The agency also expresses concerns that “submerged oil may continue to pose long term risk to nearshore ecosystems”.

“New impacts to the Gulf’s ecosystem and creatures also continue to emerge,” Henderson told Al Jazeera. “This year alone, the National Marine Fisheries Service has recorded 212 dolphins and other marine mammal standings in the northern Gulf. A new scientific study conducted by NOAA, BP and university researchers also shows significant negative impacts on tiny organisms that live on the sea floor in a 57 square mile area around the Deepwater Horizon well site.”

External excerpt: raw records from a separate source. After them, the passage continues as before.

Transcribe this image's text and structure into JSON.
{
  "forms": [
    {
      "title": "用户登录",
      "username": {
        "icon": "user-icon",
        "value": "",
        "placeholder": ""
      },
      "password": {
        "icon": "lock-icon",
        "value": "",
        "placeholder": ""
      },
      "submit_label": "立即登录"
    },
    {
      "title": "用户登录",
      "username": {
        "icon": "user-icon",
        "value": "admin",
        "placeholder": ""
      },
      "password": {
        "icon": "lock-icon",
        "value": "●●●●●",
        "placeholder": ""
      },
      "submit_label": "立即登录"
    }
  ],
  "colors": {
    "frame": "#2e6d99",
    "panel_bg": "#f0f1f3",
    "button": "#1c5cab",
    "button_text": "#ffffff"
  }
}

Numerous other impacts have been documented since the disaster began, including genetic disruptions for Gulf killifish, harm to deepwater corals,, and the die-off of tiny foraminifera that are an important part of the Gulf’s food chain.

Ongoing studies continue to reveal toxins from BP’s spill in water, soil, and seafood samples.

Meanwhile, fishermen in BP’s impact zone wonder if things will ever return to normal. “Our future is very, very dim, and there are no sponge crabs out there, which is the future,” Robin concluded. “I’ve never seen this in my lifespan. I’m not seeing a future, because everything out there is dead.”